10 Tips for Better Time Management

Ten key tips for improving our ability to manage the time we have available more effectively, reproduced from a paper delivered to the 16th Annual Payroll Conference held in Christchurch, New Zealand, on 27 March 2013.


1) Understand what you’re good at and not good at. What we’re good at we tend to enjoy more and be more efficient and productive at. Give a priority to doing what you’re good at and find others to do what you’re not good at and not so efficient at doing.


2) The stuff you don’t want to do but you have to do get on to it first and as part of a routine. Maybe 8am-9am is your old email clearing time, or maybe you hate doing the dishes so either a) get a dishwasher (some of us call them ‘children’; it’s not easy to get them to do stuff I know but that’s part of parenting – you get to have revenge when they have children) or b) get on to them fairly soon after you’ve eaten. Whatever it may be remember that delaying the time we take to do the mundane just places that time demand somewhere else and creates a sense of non-achievement (because it’s stuff still waiting to be done). How often have we woken up in the morning and walked into the kitchen to find last night’s unwashed dishes on the bench and groaned. We end up using the same time we would have used last night to wash them, but in a tighter and more stressful time frame because we have to go to work.


3) Make a meeting with yourself – regularly. This is your time, maybe to catch up on things, maybe to make some phone calls you need to, maybe to go for a walk or run, maybe to think and reflect, maybe to plan and prepare. Whatever the reason, we don’t like to break a meeting we have made with others so why shouldn’t we use the same sense of respect on ourselves.


4) Let go of trying to find more time. Time is like money. Yes there’s a level below which its availability significantly crimps our basic enjoyment of life but in general it’s not how much you have it’s what you do with it. Identify what’s important to you – family, work, health, relationships, interests and hobbies, or whatever. At the start of each day plan to do at least one thing that contributes to each and prioritise it. Maybe it’s a kiss, maybe a thank you, maybe a smile, maybe some time with others, maybe a phone call or text, maybe some new learning. Whatever it is it means that at least part of each day is you working on making your day great rather than someone else’s.


5) When stuff starts to build up learn to use the Four D’s. Do, delegate, delay, or drop. Enough said. Not everything is critical or needs you involvement in it even if you want to be.

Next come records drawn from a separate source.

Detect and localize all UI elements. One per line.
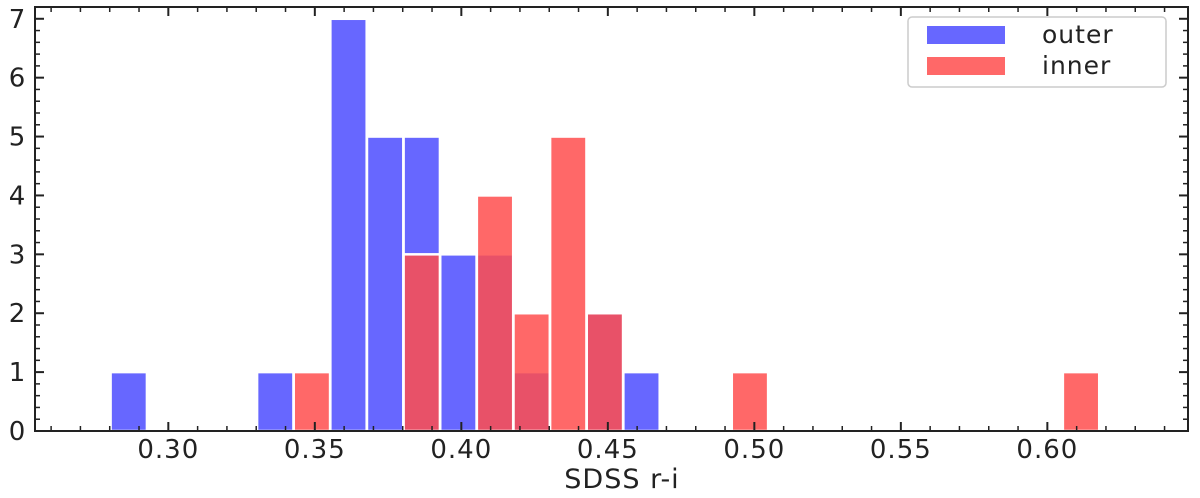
x-tick-label: 0.35 <box>284 435 346 465</box>
bar-outer-5 <box>438 253 478 433</box>
tick-labels-layer: 0.30 0.35 0.40 0.45 0.50 0.55 0.60 0 1 2 3 4 5 6 7 <box>9 5 1078 465</box>
y-tick-label: 4 <box>9 181 26 211</box>
y-tick-label: 7 <box>9 5 26 35</box>
bar-outer-2 <box>329 17 368 433</box>
bar-inner-2 <box>475 194 515 433</box>
x-tick-label: 0.50 <box>723 435 785 465</box>
y-tick-label: 2 <box>9 299 26 329</box>
y-tick-label: 6 <box>9 64 26 94</box>
bar-outer-1 <box>255 370 295 433</box>
x-axis-label: SDSS r-i <box>564 464 679 494</box>
y-tick-label: 3 <box>9 240 26 270</box>
ticks-layer <box>35 7 1188 432</box>
bar-outer-9 <box>622 370 661 433</box>
bar-inner-4 <box>548 135 588 433</box>
bars-layer <box>109 17 1101 433</box>
x-tick-label: 0.40 <box>430 435 492 465</box>
bar-outer-0 <box>109 370 149 433</box>
bar-outer-3 <box>365 135 405 433</box>
bar-inner-3 <box>512 311 552 433</box>
legend-swatch-outer <box>927 26 1005 44</box>
legend-label-outer: outer <box>1042 20 1114 49</box>
x-tick-label: 0.45 <box>577 435 639 465</box>
legend-swatch-inner <box>927 57 1005 75</box>
y-tick-label: 5 <box>9 123 26 153</box>
bar-inner-6 <box>730 370 770 433</box>
x-tick-label: 0.60 <box>1016 435 1078 465</box>
bar-inner-5 <box>585 311 625 433</box>
legend-label-inner: inner <box>1042 51 1111 80</box>
y-tick-label: 1 <box>9 358 26 388</box>
bar-inner-0 <box>292 370 332 433</box>
x-tick-label: 0.30 <box>137 435 199 465</box>
y-tick-label: 0 <box>9 417 26 447</box>
bar-inner-1 <box>402 253 442 433</box>
bar-inner-7 <box>1061 370 1101 433</box>
x-tick-label: 0.55 <box>870 435 932 465</box>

6) Get a diary. Whether you’re a list person or not, organised or disorganised, old or young, old school (paper diary) or electronic (phone app or computer program) don’t rely on memory alone. Memory may give a sense of freedom and a diary may create a sense of impending obligations but the former is one of blissful ignorance while the later ensures we stay on top of what we need to do, with who, when, where, and why.

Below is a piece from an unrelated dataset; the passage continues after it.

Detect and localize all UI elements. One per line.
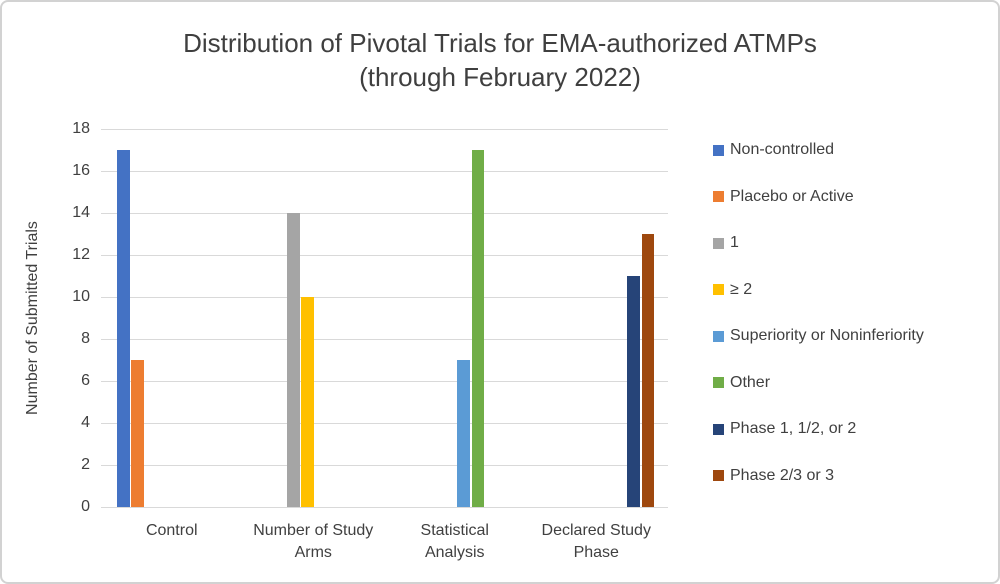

7) If you have a diary make sure you use it effectively. A diary replaces your short-term memory but like baking a cake it’s only as nice as the ingredients you put in it. What’s more the ingredients need to go in to the cake in the right order. The most important stuff (not what others think is important but that is important to you because it gives you energy or will save you time later on) goes in the cake [and is prioritised in the diary] first.


8) Don’t obsess so much about stuff you didn’t get around to today. When we’re up late at night doing stuff it usually means one of three things: a) we messed around a bit and chose to spend some of our time earlier less effectively than we could have, b) we chose a delayed consequence, or c) we were working on what was important for someone else at the expense of ourselves. 


9) Respect what you miss doing and prioritise doing more of it in the future. We let things go we used to enjoy and the consequence is we add to load without any commensurate increase in our performance. Any organism can only take so much load before it squeezes itself dry (figuratively speaking). Often we tell ourselves we keep taking on board more responsibility and tasks because we’ll let others down who have expectations of us. In reality what we’ve done is develop a habit of putting others first. This is noble and admirable but too much of this means we run on empty and before we know it resent all that we have on our plate. We choose what we have on our plate; no one else does.


10) Only ever plan to use no more than 80% of the time you have. The other 20% isn’t wasted. It’s there for Murphy’s Law to arrive in a blaze of trumpets. It’s there for the meetings that go over time, and the telephone calls that take ages, and the emails that take longer than anticipated to write. It’s the elastic in your day.


JOHNATHAN BLACK

Chartered Organisational Psychologist & Founding Director of Farsight Limited

Jonathan is a registered psychologist with the New Zealand Psychologists Board and a Chartered member of the Institute of Organisational Psychology with the New Zealand Psychological Society. Specialising in conflict, communication, safety, performance and leadership he provides a broad range of services in these and other fields and his advice has been sought across Australasia and Europe.